Last year a natural gas pipeline project that would take NG to tidewater in northern British Columbia was approved to proceed after the developer met with and negotiated the approval of all elected Band Councils and other stakeholders along the route.

Before work could fully proceed, the Hereditary Chiefs of one First Nation's Band took it upon themselves to blockade the road that provided access to the pipeline route where it crossed disputed land. The Hereditary Chiefs, some of whom are members of the elected councils that agreed with the developer, claim the agreement only applies to the reserve lands where the bands reside. They admit no agreement for work to proceed on the land they claim as historically theirs.

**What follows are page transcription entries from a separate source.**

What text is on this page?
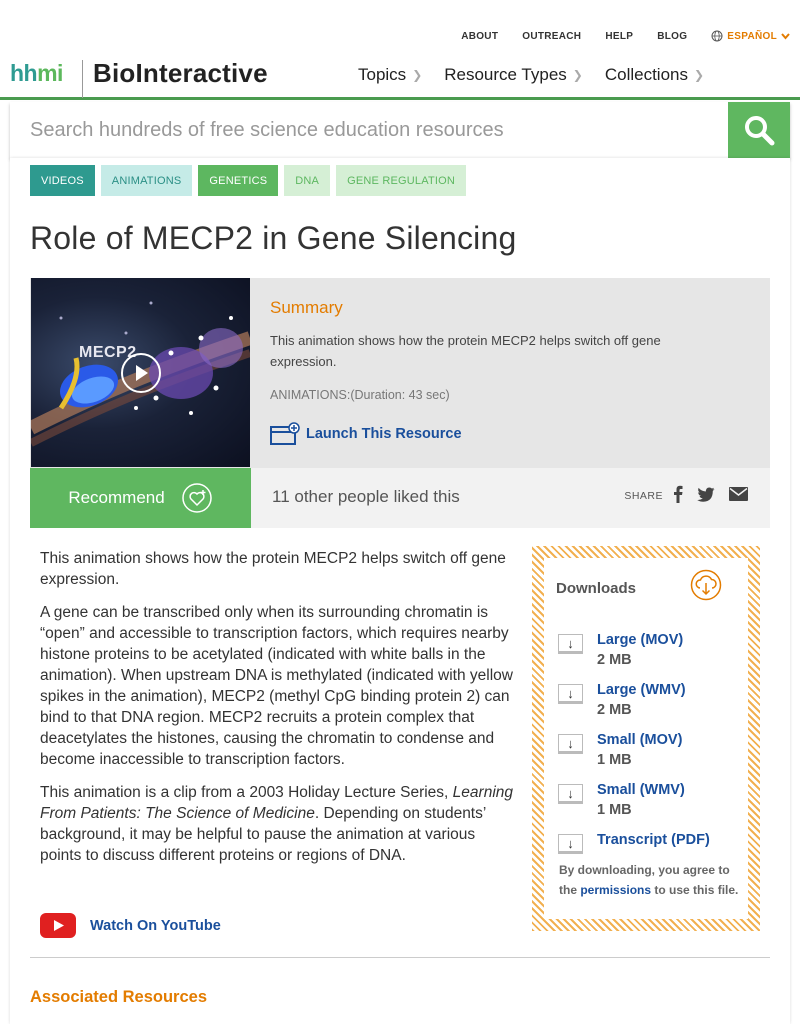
ABOUT OUTREACH HELP BLOG	ESPAÑOL
hhmi BioInteractive	Topics ❯ Resource Types ❯ Collections ❯
Search hundreds of free science education resources
VIDEOS	ANIMATIONS	GENETICS	DNA	GENE REGULATION
Role of MECP2 in Gene Silencing
MECP2
Summary
This animation shows how the protein MECP2 helps switch off gene expression.
ANIMATIONS:(Duration: 43 sec)
Launch This Resource
Recommend	11 other people liked this	SHARE

This animation shows how the protein MECP2 helps switch off gene expression.

A gene can be transcribed only when its surrounding chromatin is “open” and accessible to transcription factors, which requires nearby histone proteins to be acetylated (indicated with white balls in the animation). When upstream DNA is methylated (indicated with yellow spikes in the animation), MECP2 (methyl CpG binding protein 2) can bind to that DNA region. MECP2 recruits a protein complex that deacetylates the histones, causing the chromatin to condense and become inaccessible to transcription factors.

This animation is a clip from a 2003 Holiday Lecture Series, Learning From Patients: The Science of Medicine. Depending on students’ background, it may be helpful to pause the animation at various points to discuss different proteins or regions of DNA.

Watch On YouTube
Downloads
↓	Large (MOV)
2 MB
↓	Large (WMV)
2 MB
↓	Small (MOV)
1 MB
↓	Small (WMV)
1 MB
↓	Transcript (PDF)
By downloading, you agree to the permissions to use this file.
Associated Resources
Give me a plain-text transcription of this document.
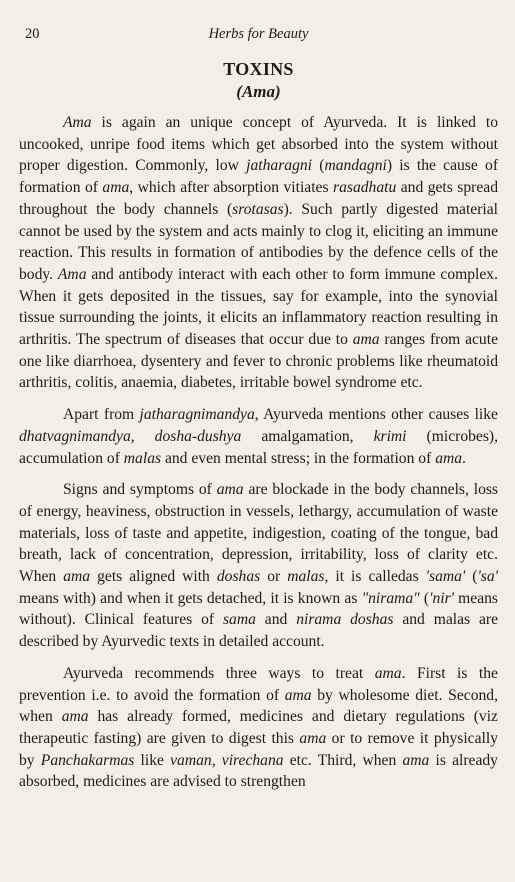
20	Herbs for Beauty
TOXINS
(Ama)

Ama is again an unique concept of Ayurveda. It is linked to uncooked, unripe food items which get absorbed into the system without proper digestion. Commonly, low jatharagni (mandagni) is the cause of formation of ama, which after absorption vitiates rasadhatu and gets spread throughout the body channels (srotasas). Such partly digested material cannot be used by the system and acts mainly to clog it, eliciting an immune reaction. This results in formation of antibodies by the defence cells of the body. Ama and antibody interact with each other to form immune complex. When it gets deposited in the tissues, say for example, into the synovial tissue surrounding the joints, it elicits an inflammatory reaction resulting in arthritis. The spectrum of diseases that occur due to ama ranges from acute one like diarrhoea, dysentery and fever to chronic problems like rheumatoid arthritis, colitis, anaemia, diabetes, irritable bowel syndrome etc.

Apart from jatharagnimandya, Ayurveda mentions other causes like dhatvagnimandya, dosha-dushya amalgamation, krimi (microbes), accumulation of malas and even mental stress; in the formation of ama.

Signs and symptoms of ama are blockade in the body channels, loss of energy, heaviness, obstruction in vessels, lethargy, accumulation of waste materials, loss of taste and appetite, indigestion, coating of the tongue, bad breath, lack of concentration, depression, irritability, loss of clarity etc. When ama gets aligned with doshas or malas, it is calledas 'sama' ('sa' means with) and when it gets detached, it is known as "nirama" ('nir' means without). Clinical features of sama and nirama doshas and malas are described by Ayurvedic texts in detailed account.

Ayurveda recommends three ways to treat ama. First is the prevention i.e. to avoid the formation of ama by wholesome diet. Second, when ama has already formed, medicines and dietary regulations (viz therapeutic fasting) are given to digest this ama or to remove it physically by Panchakarmas like vaman, virechana etc. Third, when ama is already absorbed, medicines are advised to strengthen
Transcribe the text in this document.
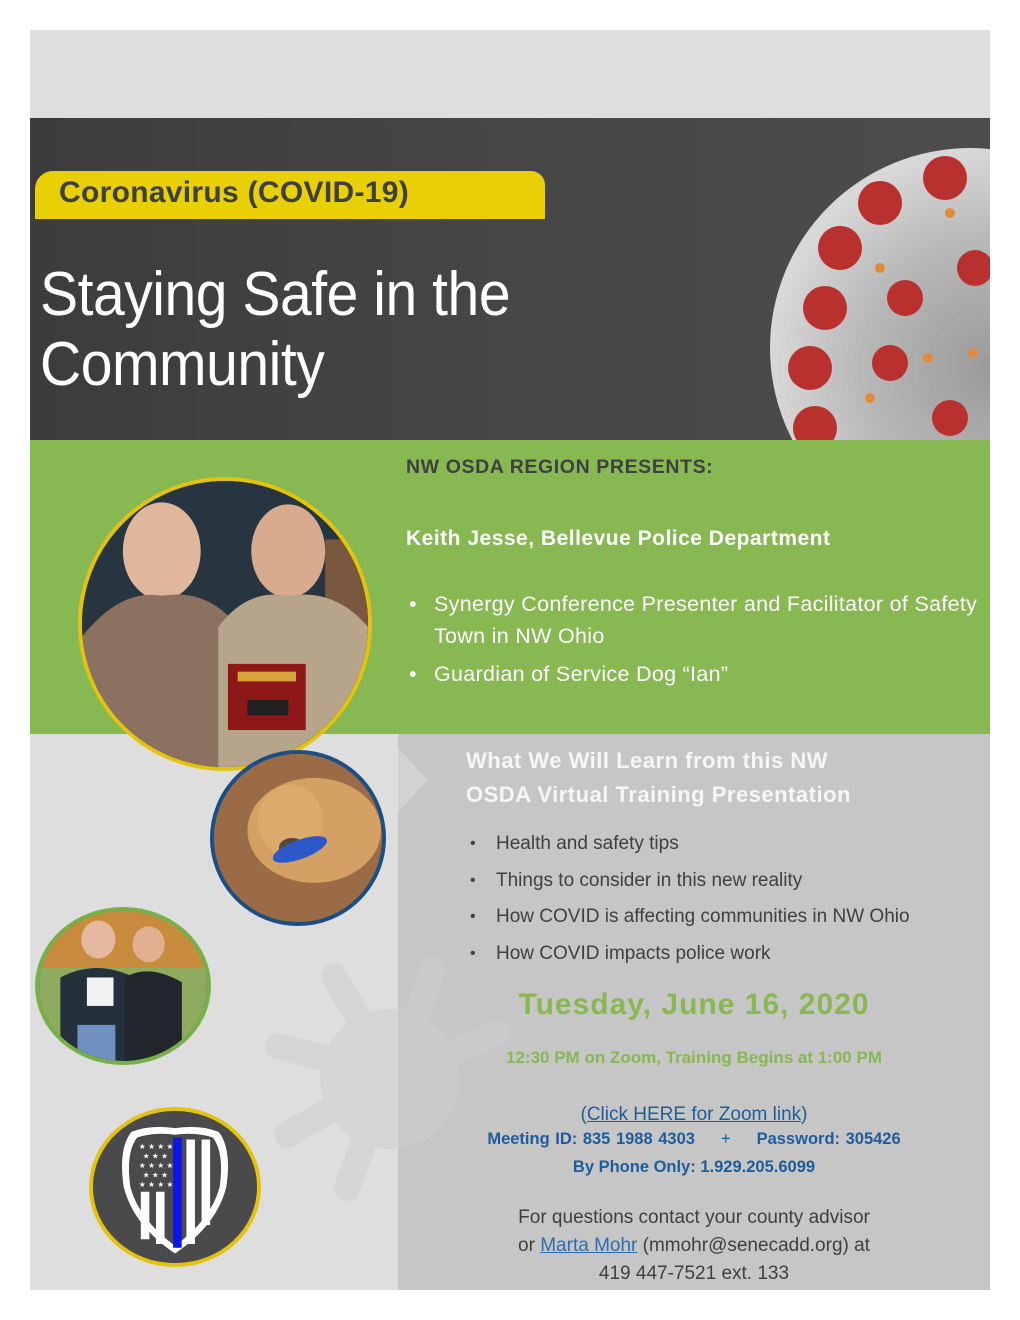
Coronavirus (COVID-19)
Staying Safe in the
Community
NW OSDA REGION PRESENTS:
Keith Jesse, Bellevue Police Department
• Synergy Conference Presenter and Facilitator of Safety Town in NW Ohio
• Guardian of Service Dog “Ian”
What We Will Learn from this NW
OSDA Virtual Training Presentation
• Health and safety tips
• Things to consider in this new reality
• How COVID is affecting communities in NW Ohio
• How COVID impacts police work
Tuesday, June 16, 2020
12:30 PM on Zoom, Training Begins at 1:00 PM
(Click HERE for Zoom link)
Meeting ID: 835 1988 4303 + Password: 305426
By Phone Only: 1.929.205.6099
For questions contact your county advisor
or Marta Mohr (mmohr@senecadd.org) at
419 447-7521 ext. 133
★ ★ ★ ★
★ ★ ★
★ ★ ★ ★
★ ★ ★
★ ★ ★ ★
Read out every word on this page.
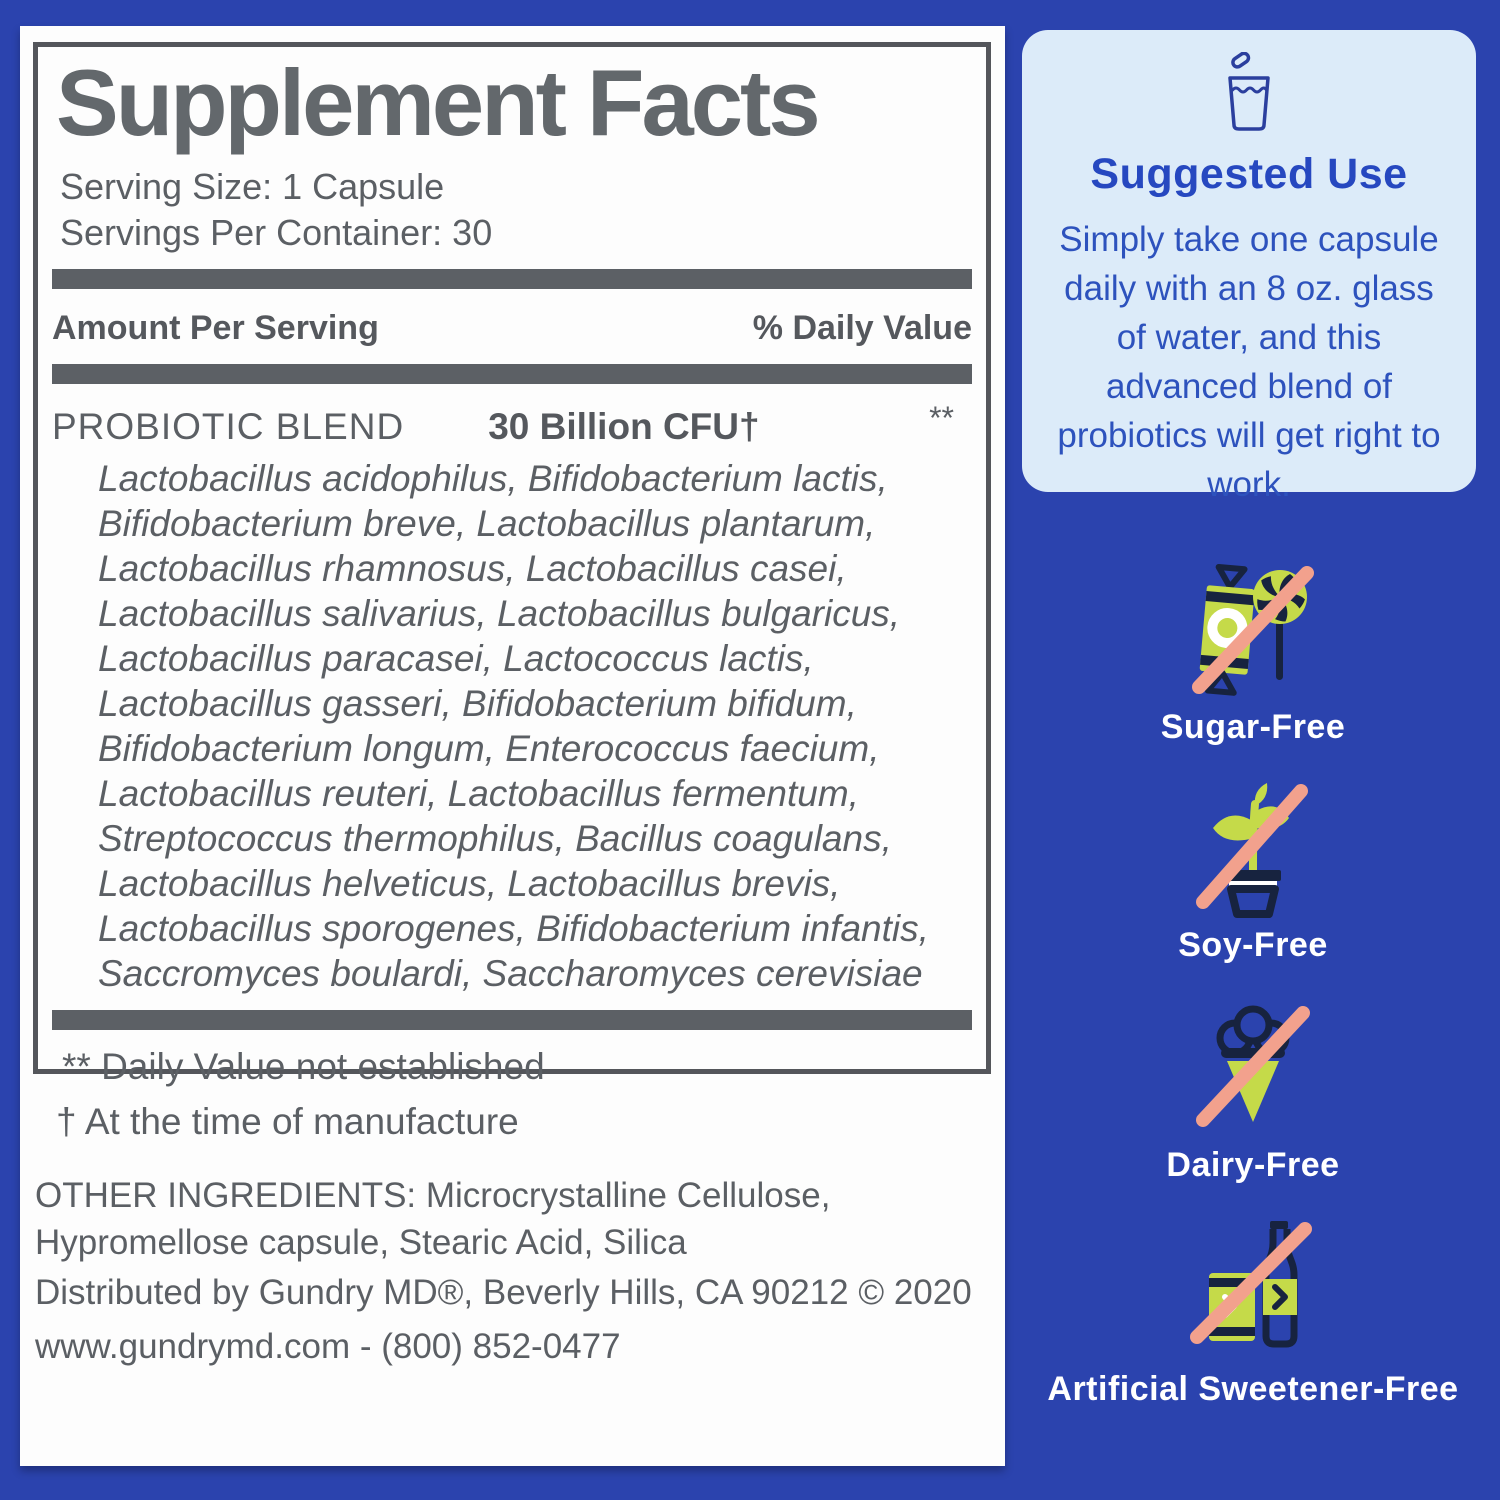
Supplement Facts
Serving Size: 1 Capsule
Servings Per Container: 30
Amount Per Serving	% Daily Value
PROBIOTIC BLEND 30 Billion CFU†	**
Lactobacillus acidophilus, Bifidobacterium lactis,
Bifidobacterium breve, Lactobacillus plantarum,
Lactobacillus rhamnosus, Lactobacillus casei,
Lactobacillus salivarius, Lactobacillus bulgaricus,
Lactobacillus paracasei, Lactococcus lactis,
Lactobacillus gasseri, Bifidobacterium bifidum,
Bifidobacterium longum, Enterococcus faecium,
Lactobacillus reuteri, Lactobacillus fermentum,
Streptococcus thermophilus, Bacillus coagulans,
Lactobacillus helveticus, Lactobacillus brevis,
Lactobacillus sporogenes, Bifidobacterium infantis,
Saccromyces boulardi, Saccharomyces cerevisiae
** Daily Value not established
† At the time of manufacture
OTHER INGREDIENTS: Microcrystalline Cellulose,
Hypromellose capsule, Stearic Acid, Silica
Distributed by Gundry MD®, Beverly Hills, CA 90212 © 2020
www.gundrymd.com - (800) 852-0477
Suggested Use
Simply take one capsule daily with an 8 oz. glass of water, and this advanced blend of probiotics will get right to work.
Sugar-Free
Soy-Free
Dairy-Free
Artificial Sweetener-Free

The Royal Canadian Mounted Police have cleared the blockades and removed the protestors. At the same time a number of groups across Canada have set up camps and disrupted highways, Government buildings and railways in support of the BC Hereditary Chiefs. All of the blockades are illegal and even First Nation leaders have urged the protestors to cease and desist.

While law enforcement at these sites is actually a provincial responsibility, though the RCMP are often contracted to the Province in rural areas. Pressure is building on Canada's Prime Minister to "stop the blockades", the matter has even become a topic for the Federal Opposition Party's Leadership race where one candidate is proclaiming he will end them immediately (and presumably prevent any in the future) upon achieving power.

The protests have shut down rail transport in eastern Canada and are slowly strangling the Canadian economy. They need to end. Those who are protesting and their supporters would do well to consider that unnecessarily drastic and destructive action will not build support for their cause, whether that cause is to stop a pipeline or to use access to its construction as a lever to settle a land dispute.